37) Invisible Kingdoms: Jewish Tales of Angels, Spirits and Demons was selected as the sole finalist for the National Jewish Book Award for 2002-2003 in the category of Children's Literature. The award ceremony took place on December 11, 2003 in New York City. The citation reads: "With his vivid retelling of magical tales of angels, spirits and demons, Howard Schwartz captivates young and old alike in Invisible Kingdoms. . . . Based primary on oral traditions from around the world, these stories remind us of the power of good people in the world." 
38) Invisible Kingdoms: Jewish Tales of Angels, Spirits and Demons received an Aesop Accolade for 2003 from the Children's Folklore Section of the American Folklore Society.
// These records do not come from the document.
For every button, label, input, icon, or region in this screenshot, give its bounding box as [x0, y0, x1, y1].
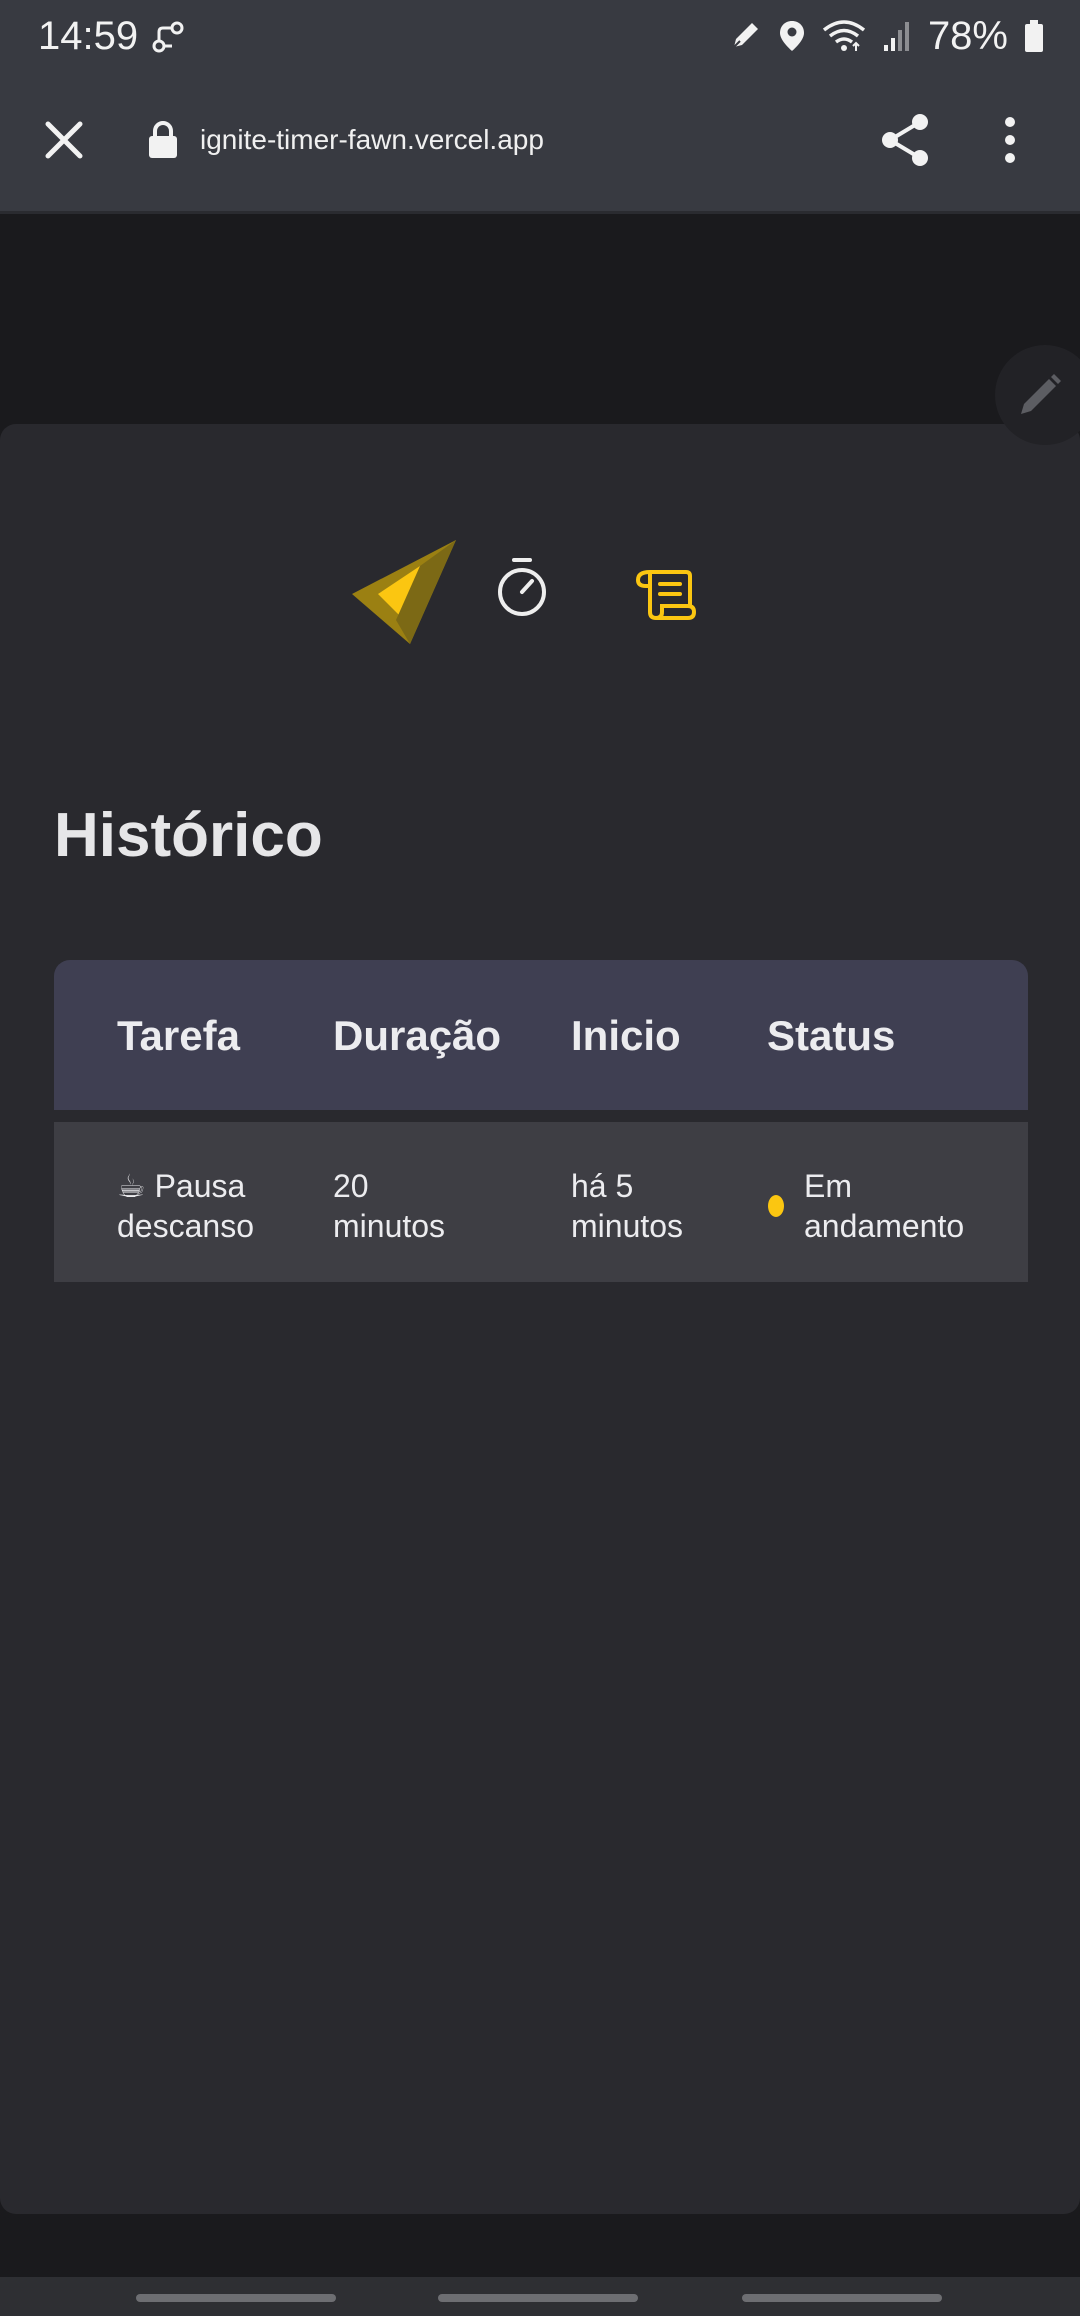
wifi-icon [822, 19, 866, 58]
header-status: Status [767, 1012, 896, 1059]
cell-task-line2: descanso [117, 1208, 254, 1244]
battery-icon [1024, 20, 1044, 57]
timer-icon[interactable] [492, 556, 552, 625]
pen-icon [728, 19, 762, 58]
history-table: Tarefa Duração Inicio Status ☕ Pausa des… [54, 960, 1028, 1282]
lock-icon[interactable] [148, 120, 178, 163]
browser-toolbar: ignite-timer-fawn.vercel.app [0, 78, 1080, 214]
signal-icon [882, 19, 912, 58]
cell-status-line2: andamento [804, 1208, 965, 1244]
cell-start-line1: há 5 [571, 1168, 634, 1204]
close-icon[interactable] [40, 116, 88, 164]
status-bar: 14:59 78% [0, 0, 1080, 78]
status-dot [768, 1195, 784, 1217]
history-scroll-icon[interactable] [635, 566, 697, 627]
header-duration: Duração [333, 1012, 502, 1059]
logo-icon [350, 538, 460, 651]
cell-task: ☕ Pausa descanso [117, 1166, 254, 1246]
nav-recents-button[interactable] [136, 2294, 336, 2302]
url-text[interactable]: ignite-timer-fawn.vercel.app [200, 124, 544, 156]
more-vertical-icon[interactable] [1002, 116, 1018, 169]
app-container [0, 424, 1080, 2214]
cell-status: Em andamento [804, 1166, 964, 1246]
table-header: Tarefa Duração Inicio Status [54, 960, 1028, 1110]
cell-duration: 20 minutos [333, 1166, 445, 1246]
nav-back-button[interactable] [742, 2294, 942, 2302]
header-task: Tarefa [117, 1012, 240, 1059]
header-start: Inicio [571, 1012, 681, 1059]
share-icon[interactable] [878, 112, 934, 173]
status-time: 14:59 [38, 14, 139, 58]
system-nav-bar [0, 2277, 1080, 2316]
cell-task-line1: ☕ Pausa [117, 1168, 246, 1204]
cell-start-line2: minutos [571, 1208, 684, 1244]
link-icon [150, 20, 186, 59]
table-row: ☕ Pausa descanso 20 minutos há 5 minutos… [54, 1122, 1028, 1282]
location-icon [778, 19, 806, 58]
page-title: Histórico [54, 801, 323, 870]
cell-duration-line1: 20 [333, 1168, 369, 1204]
nav-home-button[interactable] [438, 2294, 638, 2302]
status-icons: 78% [728, 14, 1044, 59]
cell-status-line1: Em [804, 1168, 852, 1204]
cell-duration-line2: minutos [333, 1208, 446, 1244]
battery-percent: 78% [927, 14, 1008, 58]
cell-start: há 5 minutos [571, 1166, 683, 1246]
The citation reads: "The Committee recognized Schwartz's beautifully told stories that introduce children to many esoteric Jewish beliefs and rituals set in a variety of European and Middle Eastern settings. . . . Invisible Kingdoms advances the responsible use of and sensitivity to folk materials that the Aesop Prize was established to encourage." 
39) Invisible Kingdoms: Jewish Tales of Angels, Spirits and Demons was named a 2002 Notable Children's Book of Jewish Content by the Association of Jewish Libraries 
40) Tree of Souls: The Mythology of Judaism was selected as one of the Best Books of 2004 by The St. Louis Post-Dispatch. The citation reads: "This reference book of Jewish mythology is accessible to nonspecialists as well as scholars, Jews and non-Jews. It is the result of more than 12 years of research by Howard Schwartz, a folklorist and English professor at the University of Missouri at St. Louis." 
41) Tree of Souls: The Mythology of Judaism was nominated for the first Moment Magazine Book Award, 2005 in the category of Non-Fiction. 
42) Before You Were Born was named a Top 10 Religion Book for Youth by Booklist, October 1, 2005. The citation reads: "Schwartz reshapes a rabbinic legend about the angel Laila leading babies to earth and telling them 'all the secrets of the world.' Ethereal mixed-media illustrations illuminate the spirituality of the telling." 
43) Before You Were Born was selected by The Forward as one of the Ten Best Children's Books of 2005 on December 30, 2005. 
44) Before You Were Born was Named a 2006 Notable Children's Book by the Association of Jewish Libraries.
45) Before You Were Born was the first selection of the PJ Library (www.pjlibrary.org), which sends Jewish-content books and music on a monthly basis to families with children through age five. This books is sent to every child as the introductory book.
46) Tree of Souls: The Mythology of Judaism received the 2005 National Jewish Book Award in the category of Reference. The award was presented at a ceremony at the Center for Jewish History in New York City on April 26, 2006. The citation reads: "Every now and then a work of reference comes along that can be utilized and welcomed by the widest categories of readers. Howard Schwartz's Tree of Souls: The Mythology of Judaism is precisely such a book. It belongs on the reference shelf of every public or college library, in synagogue libraries as well, and finally in the home of every individual seeking to build a library of essential Jewish books. Schwartz has covered an enormous amount of ground, drawing upon biblical, Midrashic, Talmudic, kabbalistic, and Hasidic texts as well as oral lore, to put together this comprehensive and extremely readable collection. Part of what makes the work so impressive is his detailed identification of sources, as well as the way in which he cross-references the almost 700 myths that the book contains. The book is also marvelously indexed, first by biblical verses and then by subject matter; includes an excellent glossary; and contains a superb bibliography for those wishing to do further research." 
47) Before You Were Born won the Koret International Jewish Book Award in the Children's Literature category. The award will be presented on November 15, 2006 in San Francisco.